Sunday’s Theme Music

Another week, and more mass shootings – hello, El Paso and Dayton, we’re talking to you. Chicago is overlooked; none dead in its mass shooting, just seven injured.

August has arrived with a bang. We’re expecting a week of thoughts of prayers. Sure, everyone dies, but do their deaths need to be senseless executions for the crimes of their skin, culture, ethnicity, or being in the wrong place and time when angry, hateful people acquire guns and decide to pull the trigger?

Sorry we can’t do anything about it, so, so sorry. What else can I be, but all apologies?

Back, Baby

Hold breath. Release.

Order, calm. 

Relax. It’s okay.

Sure. Yes. It’ll be okay.

So it went on Monday. My wife and I left on a car-cation. Just a road trip to Yachats. I wanted to write, of course, but I knew she was jealous of that. She wanted to break out of our regular structure of existence, hence the trip to the coast.
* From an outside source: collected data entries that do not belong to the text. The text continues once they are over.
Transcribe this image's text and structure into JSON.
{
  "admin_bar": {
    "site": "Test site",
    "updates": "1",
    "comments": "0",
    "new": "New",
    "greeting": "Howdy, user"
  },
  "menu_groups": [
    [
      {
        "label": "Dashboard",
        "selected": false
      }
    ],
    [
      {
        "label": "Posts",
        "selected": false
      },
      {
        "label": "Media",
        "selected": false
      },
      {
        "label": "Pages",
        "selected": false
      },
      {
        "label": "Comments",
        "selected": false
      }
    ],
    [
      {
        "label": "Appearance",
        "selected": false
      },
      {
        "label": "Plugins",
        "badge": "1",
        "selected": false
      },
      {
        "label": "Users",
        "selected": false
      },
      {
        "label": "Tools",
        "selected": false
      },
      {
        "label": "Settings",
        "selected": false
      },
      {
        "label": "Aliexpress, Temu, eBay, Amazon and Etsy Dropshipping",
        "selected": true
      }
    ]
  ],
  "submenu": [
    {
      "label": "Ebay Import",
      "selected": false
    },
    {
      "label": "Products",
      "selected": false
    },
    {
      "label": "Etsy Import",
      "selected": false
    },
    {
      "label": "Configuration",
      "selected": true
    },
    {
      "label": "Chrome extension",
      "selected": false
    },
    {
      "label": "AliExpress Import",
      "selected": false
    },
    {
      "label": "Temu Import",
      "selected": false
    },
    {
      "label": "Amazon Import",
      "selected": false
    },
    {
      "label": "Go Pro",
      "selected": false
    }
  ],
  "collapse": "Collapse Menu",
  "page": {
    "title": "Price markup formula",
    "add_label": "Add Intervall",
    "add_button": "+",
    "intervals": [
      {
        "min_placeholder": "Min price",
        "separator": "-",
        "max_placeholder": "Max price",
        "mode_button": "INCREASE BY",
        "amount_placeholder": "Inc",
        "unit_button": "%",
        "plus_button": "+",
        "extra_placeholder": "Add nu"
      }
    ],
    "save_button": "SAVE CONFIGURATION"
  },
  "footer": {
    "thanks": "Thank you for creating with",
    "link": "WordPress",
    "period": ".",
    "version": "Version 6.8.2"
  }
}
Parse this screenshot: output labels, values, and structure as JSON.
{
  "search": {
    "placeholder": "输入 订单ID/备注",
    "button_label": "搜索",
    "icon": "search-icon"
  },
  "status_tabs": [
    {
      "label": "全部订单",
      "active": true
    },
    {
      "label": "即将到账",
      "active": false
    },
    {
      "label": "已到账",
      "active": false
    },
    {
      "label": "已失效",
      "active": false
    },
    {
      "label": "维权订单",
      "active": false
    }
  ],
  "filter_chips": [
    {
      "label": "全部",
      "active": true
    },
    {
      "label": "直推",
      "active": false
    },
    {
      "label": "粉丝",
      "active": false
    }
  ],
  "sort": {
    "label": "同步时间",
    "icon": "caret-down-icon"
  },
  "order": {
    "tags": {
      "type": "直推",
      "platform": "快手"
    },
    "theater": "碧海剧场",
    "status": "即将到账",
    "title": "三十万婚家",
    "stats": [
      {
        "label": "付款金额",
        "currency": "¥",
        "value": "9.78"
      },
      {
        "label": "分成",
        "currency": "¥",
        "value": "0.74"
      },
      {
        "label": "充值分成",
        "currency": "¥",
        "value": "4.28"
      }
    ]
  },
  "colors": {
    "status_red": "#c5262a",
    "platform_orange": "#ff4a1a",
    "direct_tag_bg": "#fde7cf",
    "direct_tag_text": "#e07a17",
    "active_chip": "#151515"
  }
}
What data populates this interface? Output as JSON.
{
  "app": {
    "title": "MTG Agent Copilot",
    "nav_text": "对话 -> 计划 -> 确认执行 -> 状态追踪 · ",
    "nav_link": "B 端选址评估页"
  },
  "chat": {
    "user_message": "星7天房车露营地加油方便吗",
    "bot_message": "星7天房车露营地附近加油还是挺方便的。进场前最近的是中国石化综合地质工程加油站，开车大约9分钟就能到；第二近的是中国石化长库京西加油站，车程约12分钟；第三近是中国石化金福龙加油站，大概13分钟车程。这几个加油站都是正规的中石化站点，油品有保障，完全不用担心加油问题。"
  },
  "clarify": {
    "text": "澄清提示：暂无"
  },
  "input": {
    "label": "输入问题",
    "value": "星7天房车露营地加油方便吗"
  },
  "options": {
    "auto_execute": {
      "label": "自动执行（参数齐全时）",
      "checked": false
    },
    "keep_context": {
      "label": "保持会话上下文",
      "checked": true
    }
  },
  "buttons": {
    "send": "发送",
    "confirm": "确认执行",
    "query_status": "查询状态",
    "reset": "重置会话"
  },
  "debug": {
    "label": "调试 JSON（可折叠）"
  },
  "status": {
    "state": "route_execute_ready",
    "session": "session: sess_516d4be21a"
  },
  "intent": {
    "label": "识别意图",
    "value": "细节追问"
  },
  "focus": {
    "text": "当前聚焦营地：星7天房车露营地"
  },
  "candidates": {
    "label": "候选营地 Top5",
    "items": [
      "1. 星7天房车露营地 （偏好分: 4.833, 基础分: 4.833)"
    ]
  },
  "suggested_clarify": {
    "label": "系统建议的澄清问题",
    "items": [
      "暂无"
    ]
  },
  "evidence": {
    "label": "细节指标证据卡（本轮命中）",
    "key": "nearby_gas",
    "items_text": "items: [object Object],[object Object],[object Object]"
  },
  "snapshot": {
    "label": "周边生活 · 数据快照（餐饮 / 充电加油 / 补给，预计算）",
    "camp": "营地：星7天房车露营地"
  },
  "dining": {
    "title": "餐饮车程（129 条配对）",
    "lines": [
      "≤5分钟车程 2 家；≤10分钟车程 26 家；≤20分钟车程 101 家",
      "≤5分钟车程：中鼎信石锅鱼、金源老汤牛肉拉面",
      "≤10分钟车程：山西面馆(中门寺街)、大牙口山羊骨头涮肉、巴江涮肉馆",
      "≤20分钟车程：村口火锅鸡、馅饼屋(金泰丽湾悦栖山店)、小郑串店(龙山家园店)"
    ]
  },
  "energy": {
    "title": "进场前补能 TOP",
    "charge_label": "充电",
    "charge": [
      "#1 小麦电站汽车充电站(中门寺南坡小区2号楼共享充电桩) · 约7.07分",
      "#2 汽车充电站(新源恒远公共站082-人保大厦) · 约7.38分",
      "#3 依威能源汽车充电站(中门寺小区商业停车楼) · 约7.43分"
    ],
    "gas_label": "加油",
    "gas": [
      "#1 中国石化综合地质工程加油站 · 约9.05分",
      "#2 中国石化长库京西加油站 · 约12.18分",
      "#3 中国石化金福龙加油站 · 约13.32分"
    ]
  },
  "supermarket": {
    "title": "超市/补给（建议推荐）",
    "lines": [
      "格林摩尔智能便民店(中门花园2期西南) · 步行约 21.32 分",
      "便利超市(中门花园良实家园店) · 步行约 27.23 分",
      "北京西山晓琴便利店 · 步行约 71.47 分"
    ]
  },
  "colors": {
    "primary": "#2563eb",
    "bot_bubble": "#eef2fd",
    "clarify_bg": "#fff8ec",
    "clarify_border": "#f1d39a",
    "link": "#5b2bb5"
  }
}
So, with reluctance, I agreed without speaking to her unspoken concern. It’s the kind of thing that works after being married through a few ice ages.

I worried, though, oh, I worried that I’d forgotten what I’d written, where I was in the ms., and what I was about to write or change. It helped that I was on draft number seven of April Showers 1921. It’s probably ninety percent written, with changes being made to sculpt the story, structure the plot, polish the prose, and exercise the pace. Still, I worried that the muses might decide to teach me a lesson because I’d ignored them for four days.

A more rational aspect of me reassured me that all would be well. That piece of me proved correct. I sat down with my computer and cuppa coffee today, opened the doc, and said, “Oh, that’s right. This part is wordy and awkward and needs some lovin’.”

Then I was off. Good day of writing — and editing — like crazy. Good to be back. Time to go on to other things.

Butt’s asleep, ya’ know? Yeah, writer’s butt; it’s the worse. They never warned you about writer’s butt when you told them you wanted to be a writer, did they?

The Thief

The thief isn’t death – we’re all going to die —

the thief is the decline that robs us of time.

The thief burgles memories

and steals our wit,

the thief is the disease that rots our bodies

and makes us sick.

The thief embezzles our energies and usurps our pride,

darkens our vision and makes hope a lie.

It takes our hearing and corrupts our senses,

builds up walls and creates new fences.

We look out from within and they look in from without,

both of us wondering,

does anyone know what life is about?